Hopefully. But if you want to check that, you’ll have to ask the athletes. There’s no doubt that their expectations from a coach are different now – especially with so much about different ways of rowing, or coaching on social media. You have to be prepared to adapt your style. And I’m aware of my shortcomings in some areas. For example, I need to be more up to date with technology. This summer we had the Peach telemetry system on the boat. Its workings have to be explained to me 27 times. In some ways it’s hard for me to change because at heart I want to be this American ‘mutt’ who wants to inspire their crews to race hard. That’s what’s natural to me. But if you want today’s crews to go fast, you have to have a different approach. Everything is tighter at the top. Look at women’s eights. Have you ever seen six crews in that event within a length of each other?
And the eight is still the boat closest to your heart?

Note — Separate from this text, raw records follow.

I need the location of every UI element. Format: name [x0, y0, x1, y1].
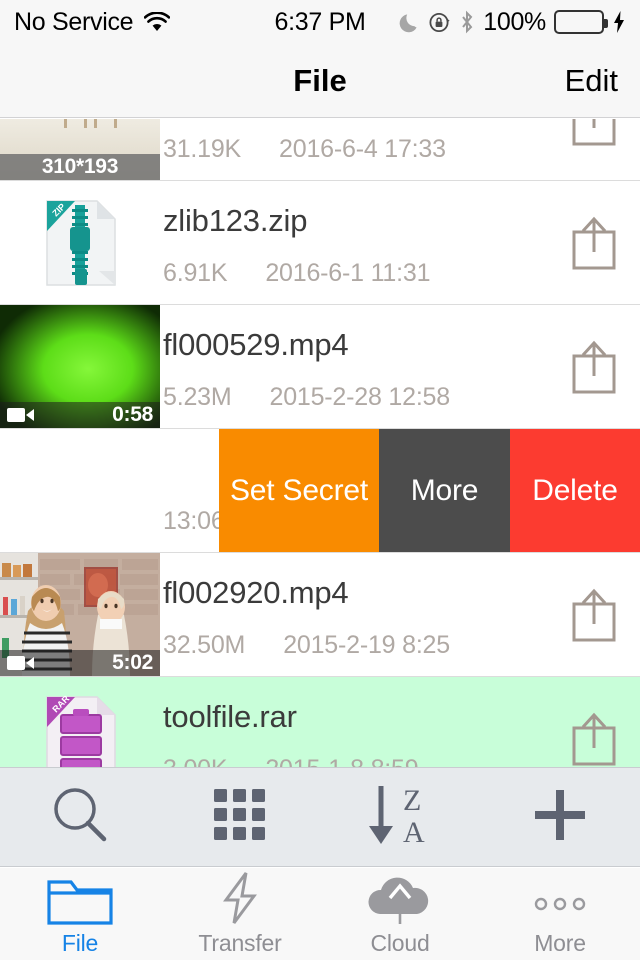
video-thumbnail: 0:58	[0, 305, 160, 428]
status-bar: No Service 6:37 PM 100%	[0, 0, 640, 44]
search-icon	[48, 783, 112, 852]
sort-button[interactable]: Z A	[320, 767, 480, 867]
file-date: 2015-2-19 8:25	[283, 631, 450, 659]
share-icon[interactable]	[570, 588, 618, 642]
tab-file[interactable]: File	[0, 868, 160, 960]
share-icon[interactable]	[570, 216, 618, 270]
status-right: 100%	[398, 8, 626, 37]
grid-view-icon	[210, 785, 270, 850]
search-button[interactable]	[0, 767, 160, 867]
nav-bar: File Edit	[0, 44, 640, 118]
share-icon[interactable]	[570, 119, 618, 146]
status-left: No Service	[14, 7, 171, 37]
table-row[interactable]: ZIP zlib123.zip 6.91K 2016-6-1 11:31	[0, 181, 640, 305]
clock-label: 6:37 PM	[274, 7, 366, 36]
file-name: fl000529.mp4	[163, 327, 349, 362]
file-name: fl002920.mp4	[163, 575, 349, 610]
file-size: 6.91K	[163, 259, 228, 287]
rotation-lock-icon	[428, 11, 451, 34]
file-size: 5.23M	[163, 383, 232, 411]
cloud-upload-icon	[364, 876, 436, 926]
video-camera-icon	[7, 406, 35, 424]
add-button[interactable]	[480, 767, 640, 867]
svg-text:Z: Z	[403, 784, 421, 817]
battery-icon	[554, 10, 608, 34]
file-meta: 5.23M 2015-2-28 12:58	[163, 383, 450, 412]
tab-label: Cloud	[370, 929, 430, 956]
share-icon[interactable]	[570, 712, 618, 766]
image-dimensions-badge: 310*193	[0, 154, 160, 180]
file-date: 2015-1-8 8:59	[265, 755, 418, 767]
battery-percent-label: 100%	[483, 7, 546, 36]
file-meta: 13:06	[163, 507, 225, 536]
swipe-action-bar[interactable]: Set Secret More Delete	[219, 429, 640, 552]
tab-label: Transfer	[198, 929, 282, 956]
zip-file-icon: ZIP	[0, 181, 160, 304]
tab-label: File	[61, 929, 99, 956]
file-date: 2015-2-28 12:58	[269, 383, 450, 411]
tab-label: More	[534, 929, 586, 956]
file-list[interactable]: 310*193 31.19K 2016-6-4 17:33 ZIP zlib12…	[0, 119, 640, 767]
table-row[interactable]: 5:02 fl002920.mp4 32.50M 2015-2-19 8:25	[0, 553, 640, 677]
lightning-bolt-icon	[612, 10, 626, 34]
table-row[interactable]: 310*193 31.19K 2016-6-4 17:33	[0, 119, 640, 181]
file-size: 31.19K	[163, 135, 242, 163]
carrier-label: No Service	[14, 7, 134, 36]
plus-icon	[529, 784, 591, 851]
image-thumbnail: 310*193	[0, 119, 160, 180]
ellipsis-icon	[529, 876, 591, 926]
tab-bar[interactable]: File Transfer Cloud More	[0, 868, 640, 960]
file-date: 13:06	[163, 507, 225, 535]
moon-icon	[398, 11, 420, 33]
file-size: 3.00K	[163, 755, 228, 767]
more-button[interactable]: More	[379, 429, 510, 552]
delete-button[interactable]: Delete	[510, 429, 640, 552]
file-name: toolfile.rar	[163, 699, 297, 734]
tab-cloud[interactable]: Cloud	[320, 868, 480, 960]
lightning-bolt-icon	[216, 871, 264, 926]
table-row-selected[interactable]: RAR toolfile.rar 3.00K 2015-1-8 8:59	[0, 677, 640, 767]
share-icon[interactable]	[570, 340, 618, 394]
file-meta: 6.91K 2016-6-1 11:31	[163, 259, 430, 288]
grid-view-button[interactable]	[160, 767, 320, 867]
table-row-swiped[interactable]: 13:06 Set Secret More Delete	[0, 429, 640, 553]
folder-icon	[46, 876, 114, 926]
set-secret-button[interactable]: Set Secret	[219, 429, 379, 552]
file-meta: 3.00K 2015-1-8 8:59	[163, 755, 419, 767]
bluetooth-icon	[459, 10, 475, 34]
edit-button[interactable]: Edit	[565, 63, 618, 99]
bottom-toolbar[interactable]: Z A	[0, 767, 640, 867]
sort-za-icon: Z A	[361, 782, 439, 853]
file-meta: 32.50M 2015-2-19 8:25	[163, 631, 450, 660]
page-title: File	[293, 62, 347, 98]
wifi-icon	[144, 12, 171, 32]
svg-text:A: A	[403, 816, 425, 848]
file-meta: 31.19K 2016-6-4 17:33	[163, 135, 446, 164]
tab-transfer[interactable]: Transfer	[160, 868, 320, 960]
tab-more[interactable]: More	[480, 868, 640, 960]
video-thumbnail: 5:02	[0, 553, 160, 676]
file-name: zlib123.zip	[163, 203, 308, 238]
rar-file-icon: RAR	[0, 677, 160, 767]
file-date: 2016-6-1 11:31	[265, 259, 431, 287]
video-camera-icon	[7, 654, 35, 672]
table-row[interactable]: 0:58 fl000529.mp4 5.23M 2015-2-28 12:58	[0, 305, 640, 429]
file-size: 32.50M	[163, 631, 246, 659]
file-date: 2016-6-4 17:33	[279, 135, 446, 163]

In the US, kids like to row the eight. It’s in our DNA. In New Zealand it’s rugby. In Canada it’s ice hockey. For the US rowers, it’s the eight. That’s why we attract so many international kids. It’s not just the scholarships. It’s fun! There are so many different nationalities in the programme to get to know. They row the eight and they have fun. That’s the attraction. I have this Slovenian kid who’s a freshman. Back in Slovenia he just rows the single. Here, I asked him: ‘Hey how’s it going?’ He said: ‘It’s going great. I’m having so much fun. I’m rowing with my friends. The eight is fast, loud and fun!’
When you go to watch the worlds, no one misses the eight. There was one occasion in rowing that I remember vividly. It was in Gifu in 2005. I was at the starting line for the heat of the men’s eight and I noticed Jurgen Grobler [The British Chief Coach] on his bike next to me. I said: Jurgen, you’re coaching the four – not the eight. Why are you up here?’ He took one look at me, then the eights on the start and said: ‘Mike this is rowing’.
And your guys at Cal must appreciate that?
We have super talented guys at Cal. I actually got to row in the Cal boat [at bow] on the Friday before the Head of the Charles and I thought wow! This is a pretty good boat. If they have a good piece they could win this event. They are a great bunch of guys who get along really well. To have an epic race you have to find something to inspire them. This year, it was the last year in the Cal eight for Natan [Wegrzycki-Szymczyk] and Maarten [Mackovic]. The crew loves those guys so they were like: ‘We’re going to win this race for them. So put your seat belt on and enjoy the ride – cos we are goin!’